F16 Specialization for MeanStdDevNorm

Ran into issues with f16 meanstddevnorm. Essentially, with large enough tensors and/or large values in tensors, output becomes all 0.
This is due to the variance computation. In f16, it reaches infinity quite easily, then the division results in 0.

This change modifies the OpenCL and NEON implementations to compute the sum of squares and the variance using f32, while other operations remain f16.

Update: Found that the square operation also benefits from f32, rather than squaring in f16 and accumulating f32.

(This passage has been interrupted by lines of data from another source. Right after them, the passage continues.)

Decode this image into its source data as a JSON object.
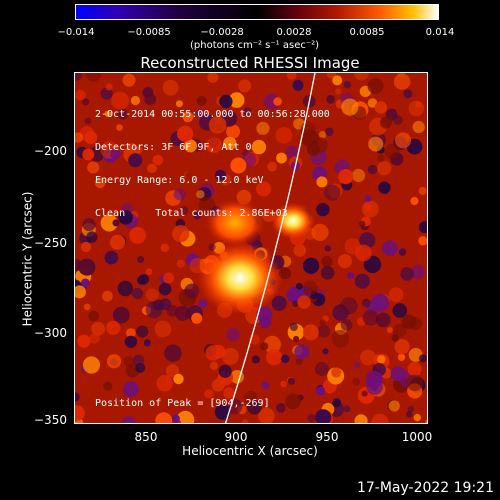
{
  "colorbar": {
    "ticks": [
      "−0.014",
      "−0.0085",
      "−0.0028",
      "0.0028",
      "0.0085",
      "0.014"
    ],
    "unit_label": "(photons cm⁻² s⁻¹ asec⁻²)"
  },
  "title": "Reconstructed RHESSI Image",
  "info": {
    "line1": "2-Oct-2014 00:55:00.000 to 00:56:28.000",
    "line2": "Detectors: 3F 6F 9F, Att 0",
    "line3": "Energy Range: 6.0 - 12.0 keV",
    "line4": "Clean     Total counts: 2.86E+03",
    "peak": "Position of Peak = [904,-269]"
  },
  "axes": {
    "xlabel": "Heliocentric X (arcsec)",
    "ylabel": "Heliocentric Y (arcsec)",
    "xticks": [
      "850",
      "900",
      "950",
      "1000"
    ],
    "yticks": [
      "−200",
      "−250",
      "−300",
      "−350"
    ]
  },
  "footer_date": "17-May-2022 19:21"
}
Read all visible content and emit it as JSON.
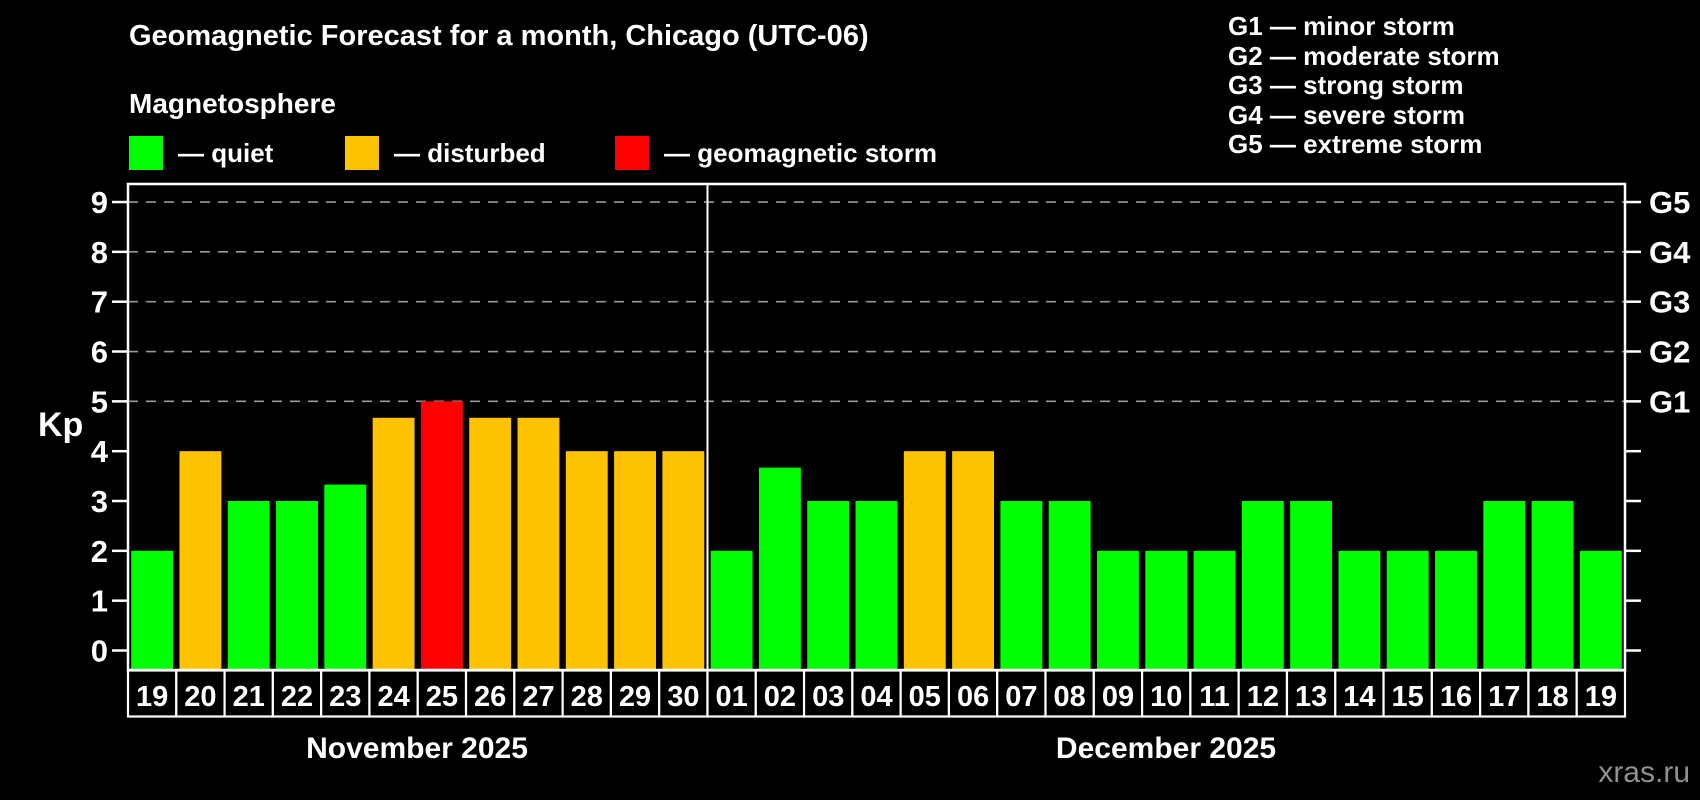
{
  "header": {
    "title": "Geomagnetic Forecast for a month, Chicago (UTC-06)",
    "subtitle": "Magnetosphere"
  },
  "legend": {
    "items": [
      {
        "key": "quiet",
        "label": "— quiet"
      },
      {
        "key": "disturbed",
        "label": "— disturbed"
      },
      {
        "key": "storm",
        "label": "— geomagnetic storm"
      }
    ]
  },
  "g_legend": {
    "items": [
      {
        "label": "G1 — minor storm"
      },
      {
        "label": "G2 — moderate storm"
      },
      {
        "label": "G3 — strong storm"
      },
      {
        "label": "G4 — severe storm"
      },
      {
        "label": "G5 — extreme storm"
      }
    ]
  },
  "colors": {
    "quiet": "#00ff00",
    "disturbed": "#ffc200",
    "storm": "#ff0000",
    "axis": "#ffffff",
    "grid": "#999999",
    "watermark": "#909090"
  },
  "chart_data": {
    "type": "bar",
    "ylabel": "Kp",
    "ylim": [
      0,
      9
    ],
    "y_ticks": [
      0,
      1,
      2,
      3,
      4,
      5,
      6,
      7,
      8,
      9
    ],
    "grid_levels": [
      5,
      6,
      7,
      8,
      9
    ],
    "right_axis": [
      {
        "kp": 5,
        "label": "G1"
      },
      {
        "kp": 6,
        "label": "G2"
      },
      {
        "kp": 7,
        "label": "G3"
      },
      {
        "kp": 8,
        "label": "G4"
      },
      {
        "kp": 9,
        "label": "G5"
      }
    ],
    "months": [
      {
        "label": "November 2025",
        "bars": [
          {
            "day": "19",
            "value": 2,
            "status": "quiet"
          },
          {
            "day": "20",
            "value": 4,
            "status": "disturbed"
          },
          {
            "day": "21",
            "value": 3,
            "status": "quiet"
          },
          {
            "day": "22",
            "value": 3,
            "status": "quiet"
          },
          {
            "day": "23",
            "value": 3.33,
            "status": "quiet"
          },
          {
            "day": "24",
            "value": 4.67,
            "status": "disturbed"
          },
          {
            "day": "25",
            "value": 5,
            "status": "storm"
          },
          {
            "day": "26",
            "value": 4.67,
            "status": "disturbed"
          },
          {
            "day": "27",
            "value": 4.67,
            "status": "disturbed"
          },
          {
            "day": "28",
            "value": 4,
            "status": "disturbed"
          },
          {
            "day": "29",
            "value": 4,
            "status": "disturbed"
          },
          {
            "day": "30",
            "value": 4,
            "status": "disturbed"
          }
        ]
      },
      {
        "label": "December 2025",
        "bars": [
          {
            "day": "01",
            "value": 2,
            "status": "quiet"
          },
          {
            "day": "02",
            "value": 3.67,
            "status": "quiet"
          },
          {
            "day": "03",
            "value": 3,
            "status": "quiet"
          },
          {
            "day": "04",
            "value": 3,
            "status": "quiet"
          },
          {
            "day": "05",
            "value": 4,
            "status": "disturbed"
          },
          {
            "day": "06",
            "value": 4,
            "status": "disturbed"
          },
          {
            "day": "07",
            "value": 3,
            "status": "quiet"
          },
          {
            "day": "08",
            "value": 3,
            "status": "quiet"
          },
          {
            "day": "09",
            "value": 2,
            "status": "quiet"
          },
          {
            "day": "10",
            "value": 2,
            "status": "quiet"
          },
          {
            "day": "11",
            "value": 2,
            "status": "quiet"
          },
          {
            "day": "12",
            "value": 3,
            "status": "quiet"
          },
          {
            "day": "13",
            "value": 3,
            "status": "quiet"
          },
          {
            "day": "14",
            "value": 2,
            "status": "quiet"
          },
          {
            "day": "15",
            "value": 2,
            "status": "quiet"
          },
          {
            "day": "16",
            "value": 2,
            "status": "quiet"
          },
          {
            "day": "17",
            "value": 3,
            "status": "quiet"
          },
          {
            "day": "18",
            "value": 3,
            "status": "quiet"
          },
          {
            "day": "19",
            "value": 2,
            "status": "quiet"
          }
        ]
      }
    ]
  },
  "watermark": "xras.ru"
}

Signed-off-by: Murray Kornelsen <murray.kornelsen@mail.mcgill.ca>
Change-Id: Ide00afd84ec6d26fec4d53b073e295814f08ba46
Reviewed-on: https://review.mlplatform.org/c/ml/ComputeLibrary/+/7959
Tested-by: Arm Jenkins <bsgcomp@arm.com>
Reviewed-by: Gian Marco Iodice <gianmarco.iodice@arm.com>
Comments-Addressed: Pablo Marquez Tello <pablo.tello@arm.com>
Comments-Addressed: Arm Jenkins <bsgcomp@arm.com>
Benchmark: Arm Jenkins <bsgcomp@arm.com>
diff --git a/src/core/CL/kernels/CLMeanStdDevNormalizationKernel.cpp b/src/core/CL/kernels/CLMeanStdDevNormalizationKernel.cpp
index da9e367..b945939 100644
--- a/src/core/CL/kernels/CLMeanStdDevNormalizationKernel.cpp
+++ b/src/core/CL/kernels/CLMeanStdDevNormalizationKernel.cpp
@@ -1,5 +1,5 @@
 /*
- * Copyright (c) 2019-2021 Arm Limited.
+ * Copyright (c) 2019-2022 Arm Limited.
  *
  * SPDX-License-Identifier: MIT
  *
@@ -91,6 +91,7 @@
     build_opts.add_option("-DVEC_SIZE=" + support::cpp11::to_string(num_elems_processed_per_iteration));
     build_opts.add_option("-DEPSILON=" + float_to_string_with_full_precision(epsilon));
     build_opts.add_option("-DWIDTH=" + support::cpp11::to_string(input->info()->dimension(0)));
+    build_opts.add_option_if(input->info()->data_type() == DataType::F16, "-DMEANSTDNORM_HALF");
     build_opts.add_option_if(_run_in_place, "-DIN_PLACE");
 
     // Create kernel